Lace Space

In the current situation that we find ourselves in, where life has largely been put on hold, apart from the valiant key workers who are tirelessly and admirably going about their work, it seems apt to consider the significance of rests and pauses, using music as a starting point.  I have touched on the subject of rests in music briefly before in a previous post but I have found myself recently reflecting more extensively on the subject in the light of our enforced break.

Firstly: isn’t lace wonderful! Here’s an example of Honiton lace that has a decidedly spring-like burst of life about it:

Sample of Honiton Lace circa 1870 from the Allhallows Museum Collection (www.honitonmuseum.co.uk) Photo copyright The Allhallows Museum.

Lace provides a perfect illustration of the importance of rests in music.  The needlework represents the notes and the spaces between imply the rests.  They co-exist; without the spaces there would be no meaning. (I find that many of my pupils are rather baffled by this concept – that rests are so important and meaningful.  In their minds, music is about making sound.)

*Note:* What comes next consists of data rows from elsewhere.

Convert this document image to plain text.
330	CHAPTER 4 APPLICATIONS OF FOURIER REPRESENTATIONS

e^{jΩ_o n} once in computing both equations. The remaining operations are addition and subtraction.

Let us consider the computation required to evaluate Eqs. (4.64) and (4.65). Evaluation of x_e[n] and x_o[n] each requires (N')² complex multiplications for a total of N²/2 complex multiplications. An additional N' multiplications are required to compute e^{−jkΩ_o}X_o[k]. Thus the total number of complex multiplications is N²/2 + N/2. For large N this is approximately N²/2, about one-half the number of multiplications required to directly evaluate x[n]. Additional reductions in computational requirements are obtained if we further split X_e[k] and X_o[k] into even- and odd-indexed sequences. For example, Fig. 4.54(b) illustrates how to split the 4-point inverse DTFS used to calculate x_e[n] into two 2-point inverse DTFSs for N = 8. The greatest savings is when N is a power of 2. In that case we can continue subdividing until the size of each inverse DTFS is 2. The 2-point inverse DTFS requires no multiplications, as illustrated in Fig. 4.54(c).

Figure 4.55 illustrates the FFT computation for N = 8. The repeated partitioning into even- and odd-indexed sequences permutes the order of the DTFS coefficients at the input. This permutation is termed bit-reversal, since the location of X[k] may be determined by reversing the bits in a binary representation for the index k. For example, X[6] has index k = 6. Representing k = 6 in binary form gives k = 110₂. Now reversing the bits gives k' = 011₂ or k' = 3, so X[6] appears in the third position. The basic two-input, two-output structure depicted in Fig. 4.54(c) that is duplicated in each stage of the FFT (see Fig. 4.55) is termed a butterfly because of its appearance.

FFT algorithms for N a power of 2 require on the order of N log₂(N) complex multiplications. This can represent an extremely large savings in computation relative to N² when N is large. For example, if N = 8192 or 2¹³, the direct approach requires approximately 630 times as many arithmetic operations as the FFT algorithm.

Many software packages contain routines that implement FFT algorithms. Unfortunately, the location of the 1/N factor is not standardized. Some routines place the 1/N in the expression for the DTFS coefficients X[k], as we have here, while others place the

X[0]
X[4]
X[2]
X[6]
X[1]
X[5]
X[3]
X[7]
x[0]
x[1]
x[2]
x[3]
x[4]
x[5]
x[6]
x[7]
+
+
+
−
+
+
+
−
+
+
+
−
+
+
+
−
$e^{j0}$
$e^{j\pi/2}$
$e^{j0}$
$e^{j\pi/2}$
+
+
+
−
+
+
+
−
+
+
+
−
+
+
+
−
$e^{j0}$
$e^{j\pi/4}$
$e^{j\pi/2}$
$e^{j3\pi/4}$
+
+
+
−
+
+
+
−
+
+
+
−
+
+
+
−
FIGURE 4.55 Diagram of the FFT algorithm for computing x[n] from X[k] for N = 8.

It’s often not clear to the listener what a profusion of rests exists in the music they are hearing.  Often, a player will have a rest when someone else is playing, so the rest is not so noticeable.  A good example of the importance of rests in music is the end of Haydn’s string quartet Op 33 No 2 (‘The Joke’), where his use of rests sets up the ‘punchline’ at the very end of the last movement.  We played this quartet in a concert series last year.  Hopefully some of you might remember the hilarity we all had.  You can listen to, and watch, the whole movement here:  https://www.youtube.com/watch?v=TiGVNpe_BhY

A very different use of rests is evident in the first movement of Schubert’s G major piano sonata D. 894.  https://www.youtube.com/watch?v=lj0J0LpeVGQ  The gap in the music created by the rests is a moment of thoughtfulness and calm.

I can’t resist directing you towards Schumann’s fabulous/surreal setting of Heine’s ‘Mein Wagen rollet langsam’.  https://www.youtube.com/watch?v=jQ42sPsFBuY  The rests here colour the text so aptly and get the imagination going in the listener’s mind.  And just listen to the piano coda!  Here is the text:

Mein Wagen rollet langsamDurch lustiges Waldesgrün,
Durch blumige Täler, die zaubrisch
Im Sonnenglanze blühn.

Ich sitze und sinne und träume,
Und denk’ an die Liebste mein;
Da huschen drei Schattengestalten
Kopfnickend zum Wagen herein.

Sie hüpfen und schneiden Gesichter,
So spöttisch und doch so scheu,
Und quirlen wie Nebel zusammen,
Und kichern und huschen vorbei.

Translation:

My carriage rolls slowly
Through cheerful green woodlands,
Through flowery valleys
Magically blooming in the sun.

I sit and muse and dream,
And think of my dear love;
Three shadowy forms nod at me
Through the carriage window.

They hop and pull faces,
So mocking yet so shy,
And whirl together like mist
And flit chuckling by.

(Translations by Richard Stokes, author of The Book of Lieder (Faber, 2005))

There are many other such examples of the use of rests in classical music.  Please do mention your own favourite examples, by commenting or emailing.

Pauses are a slightly different case but equally relevant to our musing at this time.  Again, please do post your own favourite pauses in music (of any sort).  One of the most powerful pauses I know is after the monumental build-up and cataclysmic crisis point in the last movement of Bruckner’s 9th symphony. You can find it in the section between 57:15 to 59:30 in this recording:  https://www.youtube.com/watch?v=MIJET6NO4-k&t=3565s  The pause (a silent pause in this case – some pauses are a note played extra long) gives time to reflect on the crisis point, rest, and move on to a calmer resolution as the work comes to its conclusion.

The four of us wish all our followers good health now and beyond this crisis.  We are very frustrated not to be able to perform our next programme to you but are looking forward to a resumption of play as soon as the covers come off, so to speak.  We hope to include the occasional musical offering via the Divertimento website, just so you are reassured that we still have a rough idea how to play our instruments and that there is hope on the horizon.

Let’s take up an idea suggested by one audience member and post or email anecdotes of unusual things that have happened in concerts/performances.  Do send them in and we will make sure they appear for all to see.  I’ll start the ball rolling:

I went to a Bournemouth Symphony Orchestra concert in Plymouth in the early 1970s at which Alan Loveday was supposed to be the violin soloist. When it came to that part of the programme somebody announced that he actually wasn’t going to be there because he had gone to Portsmouth instead of Plymouth. I think the orchestra had been on tenterhooks right up to that point.  I can’t remember what they actually played in the end!